Звеждовский выглядел в блестящем штабном мундире очень эффектно.
— Что мы должны делать? — спросил Мстислав.
— Что есть силы сдерживать крестьянские выступления, если они будут, — мрачно сказал Кастусь. — Не время для крови. Да и потом, какая из них польза, из разрозненных? Вот когда уже зальют мужикам сала за шкуру, как ощутят на своей спине, что оно такое, царская воля, тогда будем бить в набат.
— И все-таки жаль, что не начали раньше готовиться, — отметил Алесь. — Удобный момент. И в Варшаве заговор.
— Смели они варшавский заговор, — заявил Ямонт, — обманули... Ну что ж, поедем. Брошу университет. Сошлюсь на больные глаза.
— И все-таки потерпим, хлопцы, — предложил Кастусь, — а то получится несчастье, как у бедных хлопцев из кружка Витковского. Разогнали, арестовали. А из-за этого провалилась организация Виленской гимназии. Первый провал. Пять месяцев прошло, а вспомню — сердце болит. Кто там остался, Алесь?
— Мало. Далевский Титус, Богушевич Франтишек, еще несколько человек да мой брат. В глубокое подполье ушли хлопцы. Видел я старшего брата Титуса, Франтишка. Горюет страшно. Есть и у них нелегальная организация, возглавляют ее он да Гейштар Якуб, то Франтишек говорит: как осиротели они без молодых.
— Ну их к дьяволу! — нервничал Мстислав. — Сморкачи панские, белая кость.
— Правильно, — неожиданно поддержал Звеждовский.
— Но-но, — возразил Мстислав, — сам давно ли белым был.
— Ты же меня перевоспитал, — засмеялся Людвик.
— Да уж, — буркнул неуклюжий Грима, ты, Людвик, расскажи, что слышал во дворце.

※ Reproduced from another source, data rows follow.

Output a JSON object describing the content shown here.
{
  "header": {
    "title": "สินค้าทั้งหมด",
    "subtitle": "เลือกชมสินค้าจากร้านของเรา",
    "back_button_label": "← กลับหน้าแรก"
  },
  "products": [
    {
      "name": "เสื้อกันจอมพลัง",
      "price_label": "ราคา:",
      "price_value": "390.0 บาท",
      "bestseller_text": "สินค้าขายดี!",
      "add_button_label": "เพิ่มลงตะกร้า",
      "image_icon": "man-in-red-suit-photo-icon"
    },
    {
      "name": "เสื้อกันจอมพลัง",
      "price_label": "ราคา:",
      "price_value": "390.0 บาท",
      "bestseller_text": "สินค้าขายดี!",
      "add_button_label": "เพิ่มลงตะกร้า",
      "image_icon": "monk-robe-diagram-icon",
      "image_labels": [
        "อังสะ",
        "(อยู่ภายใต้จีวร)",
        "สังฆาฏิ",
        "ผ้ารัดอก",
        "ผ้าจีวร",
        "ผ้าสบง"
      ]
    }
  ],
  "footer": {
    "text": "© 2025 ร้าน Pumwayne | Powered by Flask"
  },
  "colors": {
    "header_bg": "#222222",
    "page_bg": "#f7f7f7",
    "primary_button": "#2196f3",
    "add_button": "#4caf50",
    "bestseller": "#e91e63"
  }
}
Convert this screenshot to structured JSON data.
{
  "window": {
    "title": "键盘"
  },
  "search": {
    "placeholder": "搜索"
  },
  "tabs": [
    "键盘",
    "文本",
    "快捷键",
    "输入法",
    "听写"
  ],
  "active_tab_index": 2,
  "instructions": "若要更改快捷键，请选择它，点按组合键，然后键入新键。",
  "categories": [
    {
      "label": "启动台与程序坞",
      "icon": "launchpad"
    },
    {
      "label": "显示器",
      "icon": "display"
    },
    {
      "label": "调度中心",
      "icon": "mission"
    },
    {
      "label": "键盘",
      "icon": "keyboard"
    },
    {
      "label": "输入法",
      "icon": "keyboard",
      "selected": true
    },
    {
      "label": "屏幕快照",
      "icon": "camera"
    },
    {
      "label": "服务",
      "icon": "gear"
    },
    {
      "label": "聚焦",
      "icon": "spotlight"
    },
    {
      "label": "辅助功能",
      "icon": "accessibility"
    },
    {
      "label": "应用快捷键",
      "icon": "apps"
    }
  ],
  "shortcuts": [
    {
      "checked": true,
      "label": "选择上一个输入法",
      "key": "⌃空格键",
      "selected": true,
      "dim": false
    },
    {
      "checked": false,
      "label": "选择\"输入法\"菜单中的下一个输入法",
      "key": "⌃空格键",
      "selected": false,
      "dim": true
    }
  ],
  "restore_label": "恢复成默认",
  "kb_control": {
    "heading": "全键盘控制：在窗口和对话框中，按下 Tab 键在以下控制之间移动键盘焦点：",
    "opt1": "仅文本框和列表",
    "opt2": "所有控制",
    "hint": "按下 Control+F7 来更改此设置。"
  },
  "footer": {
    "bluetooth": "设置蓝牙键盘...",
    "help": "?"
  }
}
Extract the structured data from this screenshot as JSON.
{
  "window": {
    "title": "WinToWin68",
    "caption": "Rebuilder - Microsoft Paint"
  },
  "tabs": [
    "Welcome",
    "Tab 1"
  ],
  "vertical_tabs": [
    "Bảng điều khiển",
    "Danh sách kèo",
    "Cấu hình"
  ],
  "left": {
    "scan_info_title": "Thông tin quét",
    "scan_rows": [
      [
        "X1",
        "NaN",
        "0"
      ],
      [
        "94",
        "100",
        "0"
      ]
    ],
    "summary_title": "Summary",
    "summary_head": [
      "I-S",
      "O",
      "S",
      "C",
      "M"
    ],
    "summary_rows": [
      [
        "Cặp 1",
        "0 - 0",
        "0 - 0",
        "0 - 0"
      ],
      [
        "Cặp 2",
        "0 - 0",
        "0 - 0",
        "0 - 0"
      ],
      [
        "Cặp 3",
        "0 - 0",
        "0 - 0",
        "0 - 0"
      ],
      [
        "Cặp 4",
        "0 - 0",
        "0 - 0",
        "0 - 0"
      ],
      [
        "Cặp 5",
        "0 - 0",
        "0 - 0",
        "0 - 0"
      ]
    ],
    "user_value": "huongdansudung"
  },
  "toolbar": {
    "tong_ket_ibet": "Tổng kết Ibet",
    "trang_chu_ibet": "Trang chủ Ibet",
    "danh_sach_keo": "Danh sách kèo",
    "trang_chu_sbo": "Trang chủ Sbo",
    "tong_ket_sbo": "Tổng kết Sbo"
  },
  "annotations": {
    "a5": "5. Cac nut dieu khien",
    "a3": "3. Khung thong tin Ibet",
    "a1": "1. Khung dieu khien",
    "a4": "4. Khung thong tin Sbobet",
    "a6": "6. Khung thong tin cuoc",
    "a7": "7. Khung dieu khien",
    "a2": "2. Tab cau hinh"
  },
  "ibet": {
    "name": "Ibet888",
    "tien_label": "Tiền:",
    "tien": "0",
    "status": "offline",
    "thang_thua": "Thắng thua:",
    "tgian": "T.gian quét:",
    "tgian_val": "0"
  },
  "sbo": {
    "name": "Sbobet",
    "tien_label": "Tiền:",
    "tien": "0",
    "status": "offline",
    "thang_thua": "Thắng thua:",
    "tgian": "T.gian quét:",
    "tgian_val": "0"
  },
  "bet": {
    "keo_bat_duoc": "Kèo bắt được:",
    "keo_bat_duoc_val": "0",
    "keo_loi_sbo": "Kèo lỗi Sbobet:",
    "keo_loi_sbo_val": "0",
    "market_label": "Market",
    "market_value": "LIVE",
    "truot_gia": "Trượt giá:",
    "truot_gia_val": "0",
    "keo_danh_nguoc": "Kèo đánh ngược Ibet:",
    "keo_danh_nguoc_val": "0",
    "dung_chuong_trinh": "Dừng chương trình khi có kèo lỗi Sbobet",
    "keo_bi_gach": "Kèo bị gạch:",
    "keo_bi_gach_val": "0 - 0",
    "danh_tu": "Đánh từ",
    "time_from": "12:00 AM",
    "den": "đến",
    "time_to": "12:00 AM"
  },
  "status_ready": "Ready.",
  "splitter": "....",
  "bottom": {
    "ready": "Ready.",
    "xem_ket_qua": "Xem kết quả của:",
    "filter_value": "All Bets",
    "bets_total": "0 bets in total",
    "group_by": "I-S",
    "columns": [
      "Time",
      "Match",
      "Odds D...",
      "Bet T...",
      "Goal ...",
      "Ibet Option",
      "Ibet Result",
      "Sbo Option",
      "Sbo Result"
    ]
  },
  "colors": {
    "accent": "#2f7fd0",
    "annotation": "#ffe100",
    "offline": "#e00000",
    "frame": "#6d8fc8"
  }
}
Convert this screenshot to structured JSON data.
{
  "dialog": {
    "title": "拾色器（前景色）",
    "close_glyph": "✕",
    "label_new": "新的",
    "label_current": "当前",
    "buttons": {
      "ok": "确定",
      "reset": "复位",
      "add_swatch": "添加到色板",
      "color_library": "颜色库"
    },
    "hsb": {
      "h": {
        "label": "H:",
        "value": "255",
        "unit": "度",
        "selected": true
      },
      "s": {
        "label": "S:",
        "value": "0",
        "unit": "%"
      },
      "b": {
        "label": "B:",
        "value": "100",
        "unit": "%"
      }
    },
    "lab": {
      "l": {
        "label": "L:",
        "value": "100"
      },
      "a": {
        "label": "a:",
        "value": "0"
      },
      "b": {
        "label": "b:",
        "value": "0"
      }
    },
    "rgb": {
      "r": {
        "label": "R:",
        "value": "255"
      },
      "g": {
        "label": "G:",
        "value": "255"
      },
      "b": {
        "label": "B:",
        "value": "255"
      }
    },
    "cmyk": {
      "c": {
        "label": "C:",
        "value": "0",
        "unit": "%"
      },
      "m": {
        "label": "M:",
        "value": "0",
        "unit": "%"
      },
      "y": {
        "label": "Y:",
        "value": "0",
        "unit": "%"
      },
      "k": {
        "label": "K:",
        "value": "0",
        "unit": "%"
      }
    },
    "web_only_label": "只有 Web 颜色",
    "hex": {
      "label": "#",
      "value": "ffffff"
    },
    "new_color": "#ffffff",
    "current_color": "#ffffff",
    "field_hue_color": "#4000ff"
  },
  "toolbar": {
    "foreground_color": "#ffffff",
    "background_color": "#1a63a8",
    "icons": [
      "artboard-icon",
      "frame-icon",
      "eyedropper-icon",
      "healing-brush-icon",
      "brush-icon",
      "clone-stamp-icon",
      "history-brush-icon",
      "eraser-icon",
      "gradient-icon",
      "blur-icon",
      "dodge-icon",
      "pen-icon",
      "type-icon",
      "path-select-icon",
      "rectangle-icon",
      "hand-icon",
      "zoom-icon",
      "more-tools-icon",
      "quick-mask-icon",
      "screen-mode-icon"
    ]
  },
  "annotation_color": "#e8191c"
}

— Что ж, — Звеждовский думал. — Приятного мало. Пойдут на некоторые уступки полякам и замажут им рот. Был я у великой княгини Елены Павловны. Круг узкий. Статс-секретарь Корницкий, приехавший из Варшавы, министр внутренних дел Ланской, Валуев, еще несколько человек. Впечатление: немного испуганные люди. Да и в самом деле, как не испугаться. Не говоря о Польше, вся Литва и Беларусь служат панихиды по убитым. А у властителей никакого чувства нравственной силы. Валуев сказал Корницкому, что тут одно войско не поможет. Долгоруков говорит Валуеву: «On prend la chose trop l g rement chez nous». Тот ему: «Je tiens pour certain que la chose est tr s grave». Князь только оглянулся: «Chutt! Il n'en faut pas parler»1. А тот: «Но почему?»... Корницкий привез от наместника письмо о том, что защищать дальше такой режим невозможно и что надо либо сделать уступки, либо править царством изо дня в день штыками и картечью.
— Интересно, — отметил Кастусь.
— Да. Корницкий говорит, что если требования не будут выполнены...
— Требования... — возразил Бискупович. — Только общая просьба обратить внимание на злосчастное положение Польши.
— Не перебивай, — буркнул Грима.
— ...то никто не останется работать в Польше, так как струну натянули до невозможного, и она порвалась. Gouvemer c'est prévoir2. Потом Валуев говорил с великой княгиней. Она спросила у него: «Que faut il faire en Pologne?» Он говорит: «Changer de systéme, Madame». Она грустно улыбается, показывает на Ланского: «Je lе pense aussi; mais voici le ministre de l'intérieur qui est flamboyant et parie des mesures de sévérité». Валуев пожимает плечами: «Mais on a été trente ans sévècres, Madam, et où en est on arrivé»3.
Кастусь засмеялся. Звеждовский улыбнулся ему в ответ.
— Тогда кто-то неизвестный мне говорит: «On ne tombe que du côté où l’on penche. Si nous tombons en Pologne, c’est donc du côté de mesures de police substituées, á des idéeś de gouvernement»4. Словом, даже они видят: без уступок не обойдешься.
— Играются с нами, — заметил большеглазый Ясюкевич. — А, чепуха все. Свою революцию нам надо, красную, вот что. Земля, воля, восстание всюду, братство всем народам.
— Гм, — воспротивился Ямонт, — и москалям? Почему я должен умирать за москаля?
— Брось, Юзя, — с укором молвил Алесь. — Это одни из самых добрых людей на свете. Правительство у них только плохое, вот что. Сменим — все будет хорошо.